The brooch appears to be handmade costume jewelry (i.e., decorative but not containing elements of significant value like gem stones or a lot of precious metals).

  • The colored cabochons appear glued on; stones of any value would typically be mounted in a secure setting.
  • The metal looks like it may be silver.
  • "High end" jewelry tends to have a symmetry and/or regularity, and very fine "fit and finish". It usually has a certain design "delicacy". This piece is the opposite in all of those respects.
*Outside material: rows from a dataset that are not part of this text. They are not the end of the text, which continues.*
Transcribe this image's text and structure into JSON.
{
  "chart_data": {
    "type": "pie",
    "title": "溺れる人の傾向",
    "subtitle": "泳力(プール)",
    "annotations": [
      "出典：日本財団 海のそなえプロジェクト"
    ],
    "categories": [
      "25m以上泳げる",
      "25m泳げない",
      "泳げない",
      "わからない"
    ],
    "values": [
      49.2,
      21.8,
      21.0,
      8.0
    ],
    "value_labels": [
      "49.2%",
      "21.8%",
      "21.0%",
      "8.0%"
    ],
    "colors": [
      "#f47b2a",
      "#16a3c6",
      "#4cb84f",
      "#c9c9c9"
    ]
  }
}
It's the kind of item created by an artisan with some technical skill, but probably little training in, or appreciation of, "art". They make individual pieces that are not what anyone would call "gorgeous", but are more kind of interesting because they break the traditional rules and are unusual, and a little "unrefined".

    So it looks like it was made by a crafter rather than a jeweler. Also, it wouldn't need to be made from scratch; it is made from components that a crafter could purchase and assemble with basic, inexpensive tools.

I've encountered jewelry of this general nature in places like craft fairs and small shops that sell handcrafted items. My guess would be that your grandmother came across this in such a place and thought it was cool. It might even be the brooch equivalent of a charm bracelet, where your grandmother picked the component charms that represented something personal. Or perhaps she knew somebody who crafted these kinds of items who made it for her, so it had special meaning or sentimental value to her.

  • Glad you mentioned charm bracelets. It looks like someone took a charm bracelet and converted it into a broach, explains the chain links at the top. Possibly it was a loved one who passed and was cut into pieces to share with their descendants.
    – rebusB
    Jan 14, 2020 at 22:54
  • ...owned by a loved one...
    – rebusB
    Jan 16, 2020 at 15:12

Cherry amber and chrysoprase. Common in those areas for use of in costume jewelry

  • This only addresses a part of the question, can you expand on this, and tell us why you think these are used in the brooch?